Beginning around 2018, I turned some of my investment focus and allocation to private markets. My first deals in this area were via EquityZen, a platform whose focus is mainly late-stage growth companies. Offerings on EquityZen are secondary sales, where an early employee or existing investor is choosing to sell a large block of their own stock. Secondaries are a contrast to traditional primary offerings, where a company itself is issuing stock, and the cash from the sale is going directly into the company to fund operations. Secondaries are a very common practice both for founders/early employees to “take money off the table” if they know they may still have years ahead of them until IPO (or acquisition), and also for funds that need the liquidity (either for redemptions, distributions, or just to allocate to new opportunities).
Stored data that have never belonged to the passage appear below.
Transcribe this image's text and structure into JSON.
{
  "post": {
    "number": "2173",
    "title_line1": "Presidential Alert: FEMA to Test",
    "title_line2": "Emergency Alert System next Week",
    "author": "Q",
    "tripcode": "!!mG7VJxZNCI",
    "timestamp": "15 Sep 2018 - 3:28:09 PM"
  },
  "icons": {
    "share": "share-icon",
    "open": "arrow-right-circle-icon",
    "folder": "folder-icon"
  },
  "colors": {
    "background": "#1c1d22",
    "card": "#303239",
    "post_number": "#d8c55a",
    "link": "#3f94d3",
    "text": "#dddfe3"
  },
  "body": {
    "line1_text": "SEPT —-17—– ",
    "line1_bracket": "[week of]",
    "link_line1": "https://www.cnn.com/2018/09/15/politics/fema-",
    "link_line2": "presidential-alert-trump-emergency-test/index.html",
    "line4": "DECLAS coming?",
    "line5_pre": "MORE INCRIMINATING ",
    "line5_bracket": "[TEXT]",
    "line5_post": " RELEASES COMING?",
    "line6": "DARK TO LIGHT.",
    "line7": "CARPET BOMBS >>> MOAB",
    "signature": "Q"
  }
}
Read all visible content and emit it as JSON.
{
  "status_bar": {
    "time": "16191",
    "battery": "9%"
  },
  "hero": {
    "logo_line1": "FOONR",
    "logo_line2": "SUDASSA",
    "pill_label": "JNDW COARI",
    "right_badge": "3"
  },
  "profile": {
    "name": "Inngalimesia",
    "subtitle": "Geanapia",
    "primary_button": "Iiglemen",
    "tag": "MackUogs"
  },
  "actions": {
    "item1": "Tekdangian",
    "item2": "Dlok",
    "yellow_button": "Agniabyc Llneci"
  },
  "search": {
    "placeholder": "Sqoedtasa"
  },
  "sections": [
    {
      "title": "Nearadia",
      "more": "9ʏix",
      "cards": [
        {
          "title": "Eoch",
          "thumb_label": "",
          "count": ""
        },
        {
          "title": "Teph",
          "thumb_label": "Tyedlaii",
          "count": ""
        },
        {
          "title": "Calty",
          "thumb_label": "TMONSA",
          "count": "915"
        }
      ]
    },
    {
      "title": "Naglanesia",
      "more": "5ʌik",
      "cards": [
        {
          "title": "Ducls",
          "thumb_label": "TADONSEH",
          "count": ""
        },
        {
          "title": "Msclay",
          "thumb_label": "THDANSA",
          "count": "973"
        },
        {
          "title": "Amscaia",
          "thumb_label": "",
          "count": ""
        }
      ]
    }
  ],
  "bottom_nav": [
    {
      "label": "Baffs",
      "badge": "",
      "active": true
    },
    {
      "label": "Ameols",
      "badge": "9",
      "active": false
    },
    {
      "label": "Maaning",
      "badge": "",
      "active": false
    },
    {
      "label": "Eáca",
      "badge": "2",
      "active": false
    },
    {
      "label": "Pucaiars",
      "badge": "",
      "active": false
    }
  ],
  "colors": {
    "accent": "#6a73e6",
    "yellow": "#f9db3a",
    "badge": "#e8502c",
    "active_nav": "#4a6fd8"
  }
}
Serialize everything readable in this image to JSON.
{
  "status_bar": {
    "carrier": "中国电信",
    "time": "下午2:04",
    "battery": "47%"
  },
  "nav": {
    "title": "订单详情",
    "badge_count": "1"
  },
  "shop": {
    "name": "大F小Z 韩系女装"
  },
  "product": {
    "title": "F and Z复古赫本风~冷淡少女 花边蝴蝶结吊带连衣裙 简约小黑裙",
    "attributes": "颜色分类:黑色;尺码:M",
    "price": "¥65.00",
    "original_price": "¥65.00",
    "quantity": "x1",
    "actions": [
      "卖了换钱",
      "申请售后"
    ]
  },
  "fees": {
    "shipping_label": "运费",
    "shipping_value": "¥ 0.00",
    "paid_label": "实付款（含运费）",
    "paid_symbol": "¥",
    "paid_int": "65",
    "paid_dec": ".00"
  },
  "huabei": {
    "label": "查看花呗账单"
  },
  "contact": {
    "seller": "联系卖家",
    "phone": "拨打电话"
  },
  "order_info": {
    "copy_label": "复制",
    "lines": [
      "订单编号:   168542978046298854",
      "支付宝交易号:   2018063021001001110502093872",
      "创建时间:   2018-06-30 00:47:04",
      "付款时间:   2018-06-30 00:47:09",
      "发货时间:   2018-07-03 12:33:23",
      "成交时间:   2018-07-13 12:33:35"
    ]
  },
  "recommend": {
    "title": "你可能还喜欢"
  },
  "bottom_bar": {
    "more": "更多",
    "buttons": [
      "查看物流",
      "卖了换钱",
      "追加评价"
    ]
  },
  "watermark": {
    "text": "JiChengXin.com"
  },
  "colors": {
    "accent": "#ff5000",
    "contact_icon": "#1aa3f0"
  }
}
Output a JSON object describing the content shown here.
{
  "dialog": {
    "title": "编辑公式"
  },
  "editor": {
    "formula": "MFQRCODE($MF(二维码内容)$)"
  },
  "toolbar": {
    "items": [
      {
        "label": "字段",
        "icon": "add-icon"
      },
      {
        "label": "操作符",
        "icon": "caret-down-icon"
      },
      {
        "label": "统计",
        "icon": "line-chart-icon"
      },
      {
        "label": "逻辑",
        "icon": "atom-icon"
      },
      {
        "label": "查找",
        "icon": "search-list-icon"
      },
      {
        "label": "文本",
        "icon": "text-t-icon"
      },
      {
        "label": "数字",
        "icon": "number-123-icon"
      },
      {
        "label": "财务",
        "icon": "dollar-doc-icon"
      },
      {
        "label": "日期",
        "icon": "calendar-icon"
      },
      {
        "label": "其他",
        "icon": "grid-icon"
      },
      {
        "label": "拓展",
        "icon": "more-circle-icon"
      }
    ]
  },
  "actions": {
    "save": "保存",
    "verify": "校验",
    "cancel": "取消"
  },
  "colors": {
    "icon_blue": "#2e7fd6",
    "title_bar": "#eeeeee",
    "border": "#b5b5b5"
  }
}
EquityZen deals are structured using “Special Purpose Vehicles” (SPVs). For a given EquityZen offering, EquityZen will place the shares that they have been allocated from the subject company into a one-off LLC (the SPV), and then sell interest in that entity to investors (along with an obligation on EquityZen’s side to turn a specific number of shares over to each investor at liquidity). This is done primarily to simplify things for the company that is the subject of the deal (since most secondary offerings require board approval, and it’s much simpler for the board to approve a single large sale to the SPV vs. 100 or more small sales to individual investors. This is also important to companies as it keeps the cap table from getting bloated).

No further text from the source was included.